Microfluidic sample preparation for concentrating bacteria from bodily fluids

To achieve this in a portable system, microfluidic sample preparation is essential, as real-world specimens often contain complex and challenging matrices. Miniaturized sample preparation using solid beads with customized physical and chemical properties enables efficient, selective, and high-throughput processing of these complex samples. Experimental microfluidics further enhances this approach by providing precise control and seamless integration of preparation steps, thereby improving scalability and reproducibility within compact diagnostic platforms.

Project description

Advanced microfluidics plays a critical role in preparing real-world samples by efficiently capturing and concentrating bacteria from complex fluids. This accelerates the detection process, improves accuracy, and enables use at the point of care - whether in clinical settings or at home. A miniaturized microfluidic preconcentration system using magnetic beads typically comprises of integrated channels or chambers where functionalized beads selectively target molecules. External magnets provide precise control over bead trapping and release, allowing dynamic manipulation within the microfluidic environment. Optimizing flow conditions, bead loading, and magnetic field strength is essential to maximize capture efficiency and minimize sample loss. The microfluidic format supports seamless integration and automation of sample preparation steps, while miniaturization enhances scalability, reproducibility, and portability - making it ideally suited for compact, next-generation diagnostic platforms.

Research focus

The master's thesis will focus on developing a test setup for controlled transfer and preconcentration of magnetic beads in microfluidic chips for bacteria preconcentration. This will involve mechanical and electrical assembly of setup components, trouble shooting of setup, as well as the development of preliminary test protocols, data acquisition and data processing routines.

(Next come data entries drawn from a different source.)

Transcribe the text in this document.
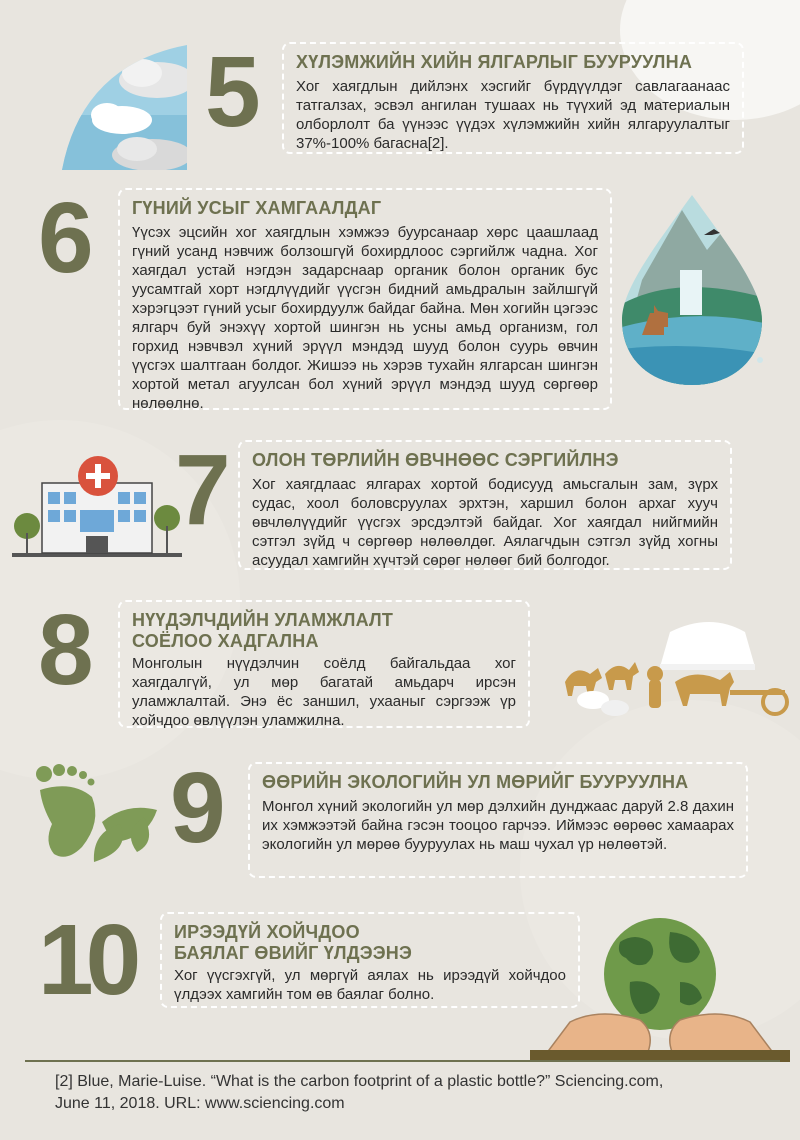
5 ХҮЛЭМЖИЙН ХИЙН ЯЛГАРЛЫГ БУУРУУЛНА

Хог хаягдлын дийлэнх хэсгийг бүрдүүлдэг савлагаанаас татгалзах, эсвэл ангилан тушаах нь түүхий эд материалын олборлолт ба үүнээс үүдэх хүлэмжийн хийн ялгаруулалтыг 37%-100% багасна[2].

6 ГҮНИЙ УСЫГ ХАМГААЛДАГ

Үүсэх эцсийн хог хаягдлын хэмжээ буурсанаар хөрс цаашлаад гүний усанд нэвчиж болзошгүй бохирдлоос сэргийлж чадна. Хог хаягдал устай нэгдэн задарснаар органик болон органик бус уусамтгай хорт нэгдлүүдийг үүсгэн бидний амьдралын зайлшгүй хэрэгцээт гүний усыг бохирдуулж байдаг байна. Мөн хогийн цэгээс ялгарч буй энэхүү хортой шингэн нь усны амьд организм, гол горхид нэвчвэл хүний эрүүл мэндэд шууд болон суурь өвчин үүсгэх шалтгаан болдог. Жишээ нь хэрэв тухайн ялгарсан шингэн хортой метал агуулсан бол хүний эрүүл мэндэд шууд сөргөөр нөлөөлнө.

7 ОЛОН ТӨРЛИЙН ӨВЧНӨӨС СЭРГИЙЛНЭ

Хог хаягдлаас ялгарах хортой бодисууд амьсгалын зам, зүрх судас, хоол боловсруулах эрхтэн, харшил болон архаг хууч өвчлөлүүдийг үүсгэх эрсдэлтэй байдаг. Хог хаягдал нийгмийн сэтгэл зүйд ч сөргөөр нөлөөлдөг. Аялагчдын сэтгэл зүйд хогны асуудал хамгийн хүчтэй сөрөг нөлөөг бий болгодог.

8 НҮҮДЭЛЧДИЙН УЛАМЖЛАЛТ
СОЁЛОО ХАДГАЛНА

Монголын нүүдэлчин соёлд байгальдаа хог хаягдалгүй, ул мөр багатай амьдарч ирсэн уламжлалтай. Энэ ёс заншил, ухааныг сэргээж үр хойчдоо өвлүүлэн уламжилна.

9 ӨӨРИЙН ЭКОЛОГИЙН УЛ МӨРИЙГ БУУРУУЛНА

Монгол хүний экологийн ул мөр дэлхийн дунджаас даруй 2.8 дахин их хэмжээтэй байна гэсэн тооцоо гарчээ. Иймээс өөрөөс хамаарах экологийн ул мөрөө бууруулах нь маш чухал үр нөлөөтэй.

10 ИРЭЭДҮЙ ХОЙЧДОО
БАЯЛАГ ӨВИЙГ ҮЛДЭЭНЭ

Хог үүсгэхгүй, ул мөргүй аялах нь ирээдүй хойчдоо үлдээх хамгийн том өв баялаг болно.

[2] Blue, Marie-Luise. “What is the carbon footprint of a plastic bottle?” Sciencing.com,
June 11, 2018. URL: www.sciencing.com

Expected results/learning outcomes

• Functional experimental flow setup with real-time visualization of the experiment using a camera
• Protocols for setup operation with model samples and a selected chip design 

Desired qualifications

The ideal candidate should have a background and interest in mechanical engineering, applied physics, or fluid mechanics, and be highly motivated to engage in hands-on experimental lab work for biomedical applications (using model samples). Curiosity about how things work and enthusiasm for working with hardware are essential. The candidate should possess strong problem-solving skills and be capable of organizing, analyzing, and clearly communicating experimental results.